YASMEEN converter
"Yet Another Species Matching Execution ENvironment" - DWCA to TAF data converter CLI tool
Purposes
The YASMEEN converter is the command line (CLI) tool that implements the PRODUCE REFERENCE DATA step in the YASMEEN data flow.
It ingests DWCA files (or folders), extracts their content, produces indexes and creates two TAF files (one for taxa and the other for vernacular names data) for later consumption - as reference data files - by the YASMEEN matching engine tool.
YASMEEN already ships with a set of predefined reference data files (in TAF format) for many a public source. Thus, the YASMEEN converter tool should be used only to produce missing TAF files from newly available DWCA sources.
Command line
java -jar YASMEEN-converter-<version>.jar <options>
This CLI tool can be launched with the '-h' option to get a report of the available options:
java -jar YASMEEN-converter-<version>.jar -h
Will give:
usage: -h Print this message -inFile <arg> Specify an input file (either a DWCA file or a folder containing an exploded DWCA file content) -outDir <arg> Specify the output folder that will contain the .taf.gz files resulting from the conversion of the input DWCA -providerId <arg> Specify the provider ID. This will have impact on the name of the .taf.gz files generated by the conversion, that will be <provider ID>_taxa.taf.gz and <provider ID>_vernacular.taf.gz
General command line options
-h
This option requires no arguments, and - when set - will print the help message and exit (no parsing will be performed)

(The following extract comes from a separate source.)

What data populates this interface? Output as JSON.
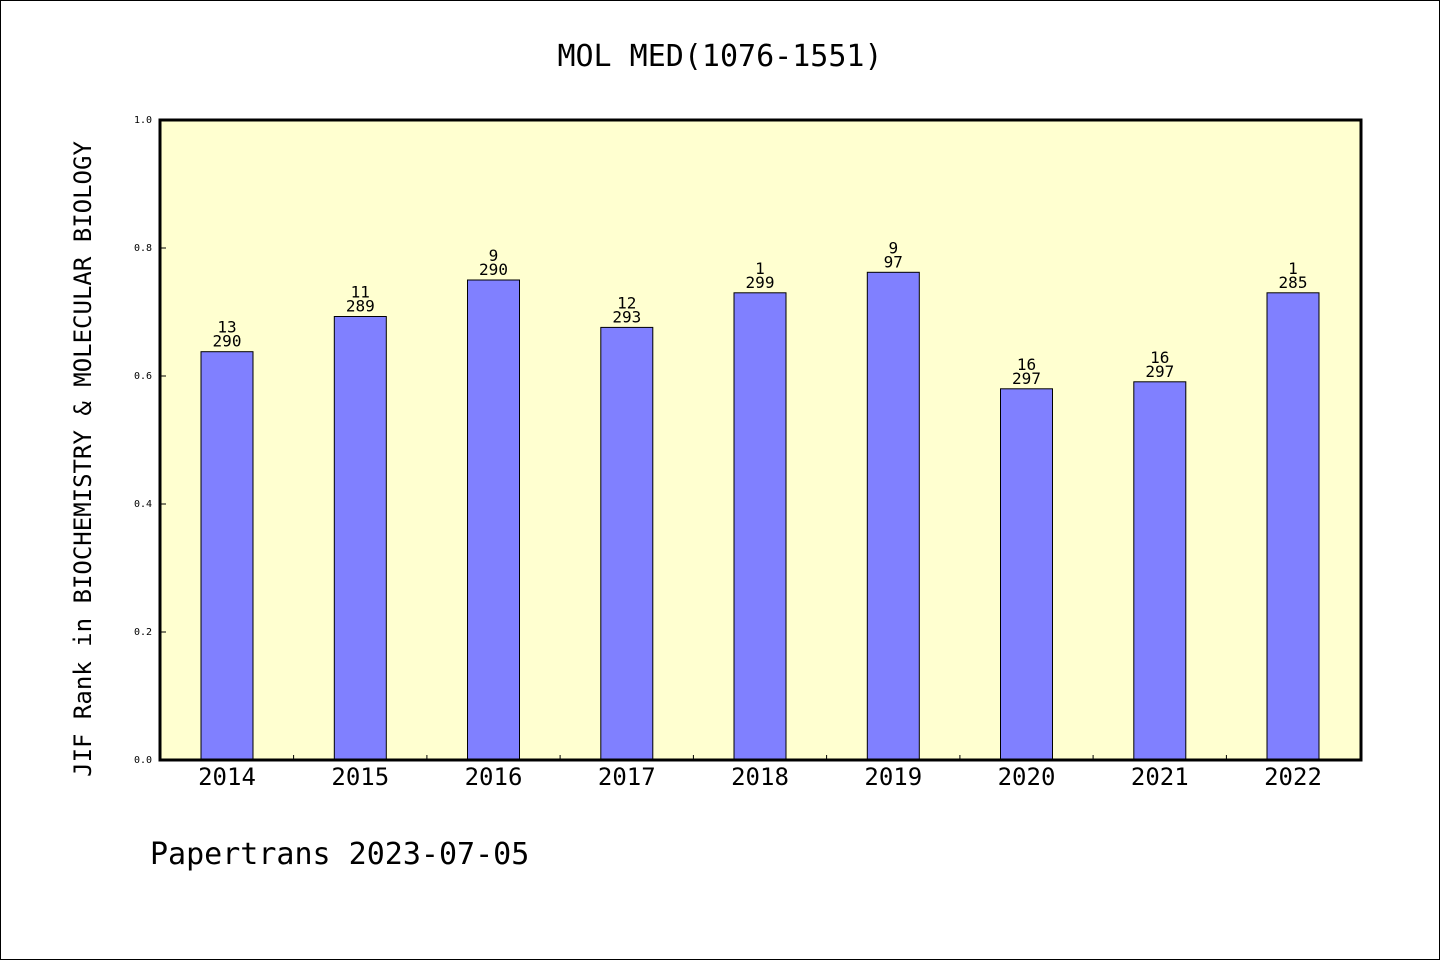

Input data command line options
-inFile
Mandatory.
Specifies the input file. This can be either a DWCA file or a folder containing an exploded DWCA file content.
Output data command line options
-providerId
Mandatory.
Specifies the provider ID. This identifier will be used to actually name the TAF files generated by the conversion.
Taxa and vernacular TAF files produced out of the input DWCA will be named as:
and
respectively.
-outDir
Optional.
Specifies the output folder that will contain the TAF files resulting from the conversion of the input DWCA.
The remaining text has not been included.